1407 Wayne (Pearl's House)

This was one of the two houses at Wayne that MB was apparently satisfied to use as rooming houses until a suitable buyer could be found. Harlow rented out portions of the house, usually for a year or two, to various tenants for about ten years.

MB was still trying to sell 1409 (foreground) and 1407 (background) in April 1910

He finally sold it to William W and Mary Huntington in November 1919. Huntington was an inspector for the Southern Railway and they may have rented in the house for the prior year or two. In any event they were not there long, selling the house to Richard H and Seola Pearl Fletcher in August 1921, for which they assumed a prior mortgage for $2,500 and took on a new one for $700. Hamilton had been born in March 1872 in Madison County and found employment as a clerk for the Southern Railway.

 They had already started their family, featuring sons James (b 1902) and Earl (1911), and daughters Elvira (1909) and Lucille (1917).

 Things did not get off to an auspicious beginning. Son James, 20 years old, went into the hospital and underwent an operation on a retroperitoneal cyst on 27 October 1922 but complications developed, he went into shock and died the following day from internal bleeding. Were that not enough, six years later Hamilton died suddenly of a massive aneurysm in July 1928. Seola (known as Pearl to family) and the two young girls were on their own.

 Succor of sorts was on the horizon. The Fletchers had taken out a $2,600 mortgage with the German Cooperative Building Association in Alexandria shortly after acquiring the property as a consolidation of prior debts. In February 1929 the Association allowed Pearl to default on the mortgage and then immediately buy the property back for $1,474.50 which, with other debts, she paid with a new $1,600 mortgage, essentially reducing her debt to 61% of the prior level.

By that time the elder daughter had already married. Indeed, Annie Elvira had married Richard O Allen, a railroad clerk from Maryland, three months before her father passed away. They had a son, Robert, in 1929 and moved into the house on Wayne where Elvira raised Robert and Richard worked as a railway timekeeper. Once Robert started school Elvira started work as a sales clerk in a department store while mom took care of after-school duties. Earl took a job right out of high school as a sales clerk in a drug store and in 1933 he married Eleanor Sherwood and moved to Washington Street.

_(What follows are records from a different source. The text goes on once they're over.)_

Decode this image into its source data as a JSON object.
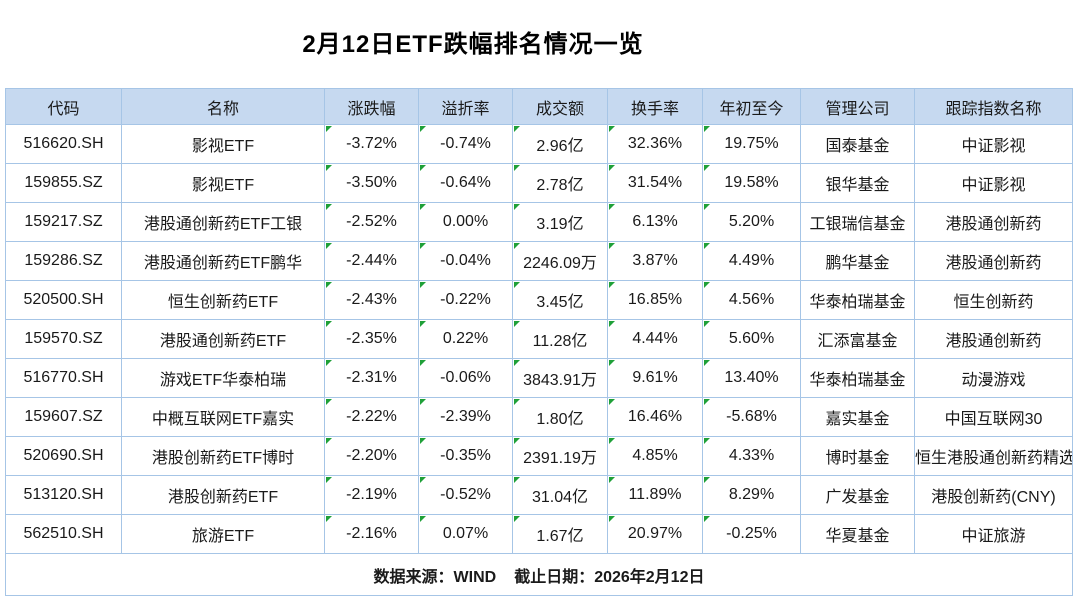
{
  "title": "2月12日ETF跌幅排名情况一览",
  "table": {
    "columns": [
      "代码",
      "名称",
      "涨跌幅",
      "溢折率",
      "成交额",
      "换手率",
      "年初至今",
      "管理公司",
      "跟踪指数名称"
    ],
    "column_keys": [
      "code",
      "name",
      "change",
      "premium",
      "turnover",
      "turnover-rate",
      "ytd",
      "company",
      "index"
    ],
    "triangle_columns": [
      2,
      3,
      4,
      5,
      6
    ],
    "rows": [
      [
        "516620.SH",
        "影视ETF",
        "-3.72%",
        "-0.74%",
        "2.96亿",
        "32.36%",
        "19.75%",
        "国泰基金",
        "中证影视"
      ],
      [
        "159855.SZ",
        "影视ETF",
        "-3.50%",
        "-0.64%",
        "2.78亿",
        "31.54%",
        "19.58%",
        "银华基金",
        "中证影视"
      ],
      [
        "159217.SZ",
        "港股通创新药ETF工银",
        "-2.52%",
        "0.00%",
        "3.19亿",
        "6.13%",
        "5.20%",
        "工银瑞信基金",
        "港股通创新药"
      ],
      [
        "159286.SZ",
        "港股通创新药ETF鹏华",
        "-2.44%",
        "-0.04%",
        "2246.09万",
        "3.87%",
        "4.49%",
        "鹏华基金",
        "港股通创新药"
      ],
      [
        "520500.SH",
        "恒生创新药ETF",
        "-2.43%",
        "-0.22%",
        "3.45亿",
        "16.85%",
        "4.56%",
        "华泰柏瑞基金",
        "恒生创新药"
      ],
      [
        "159570.SZ",
        "港股通创新药ETF",
        "-2.35%",
        "0.22%",
        "11.28亿",
        "4.44%",
        "5.60%",
        "汇添富基金",
        "港股通创新药"
      ],
      [
        "516770.SH",
        "游戏ETF华泰柏瑞",
        "-2.31%",
        "-0.06%",
        "3843.91万",
        "9.61%",
        "13.40%",
        "华泰柏瑞基金",
        "动漫游戏"
      ],
      [
        "159607.SZ",
        "中概互联网ETF嘉实",
        "-2.22%",
        "-2.39%",
        "1.80亿",
        "16.46%",
        "-5.68%",
        "嘉实基金",
        "中国互联网30"
      ],
      [
        "520690.SH",
        "港股创新药ETF博时",
        "-2.20%",
        "-0.35%",
        "2391.19万",
        "4.85%",
        "4.33%",
        "博时基金",
        "恒生港股通创新药精选"
      ],
      [
        "513120.SH",
        "港股创新药ETF",
        "-2.19%",
        "-0.52%",
        "31.04亿",
        "11.89%",
        "8.29%",
        "广发基金",
        "港股创新药(CNY)"
      ],
      [
        "562510.SH",
        "旅游ETF",
        "-2.16%",
        "0.07%",
        "1.67亿",
        "20.97%",
        "-0.25%",
        "华夏基金",
        "中证旅游"
      ]
    ]
  },
  "footer": {
    "source": "数据来源：WIND",
    "deadline": "截止日期：2026年2月12日"
  },
  "colors": {
    "header_bg": "#c6d9f0",
    "border": "#a6c5e6",
    "triangle_green": "#1fa038",
    "text": "#1a1a1a"
  }
}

In the meantime daughter Lucille had begun work for the C&P Telephone Co as a “computer operator”, then moved to switchboard operator, almost certainly in the big telephone company building on Mt Vernon, all the while living on Wayne.

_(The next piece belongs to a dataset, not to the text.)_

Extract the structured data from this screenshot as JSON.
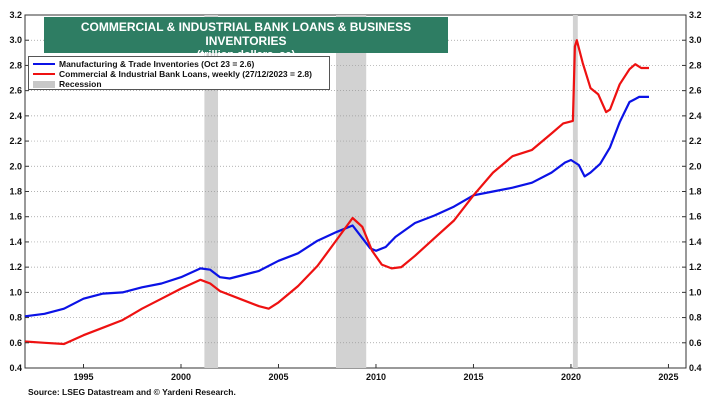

A family reunion. Pearl is at the far left. Next to her is her brother George Walter (see the Walter House page)

Thus, by early 1940 the household had three salaries coming in: Lucille making $1,269/year as a computer operator, Richard Allen at $1,560 clerking for the railroad, and Elvira at $1,040 in sales.

 Pearl finally sold the house, three decades after moving in, to Ray and Wilma Jennings in March 1950. At that the Fletcher family dispersed somewhat. Pearl moved to 36 East Linden, surprisingly not much smaller, while Lucille moved to the Old Dominion Garden Apartments, and Richard and Elvira went to Groves Street in Mt Ida.

 At the phone company Lucille met the divorced Cecil R Langyher, a lawyer by training who managed some C&P facilities. They married in April 1953 and moved into a new house at 500 Monticello in the North Ridge neighborhood. Pearl suffered from emphysema and chronic bronchitis and shortly thereafter she joined them. Richard and Annie Allen moved to Uhle St, off Glebe Road in Arlington.

Back at 1407 the Jennings did not stay long, turning around and selling the house to Andrew and Elizabeth Severson in August 1951. They stayed there 26 years, selling it in March 1977.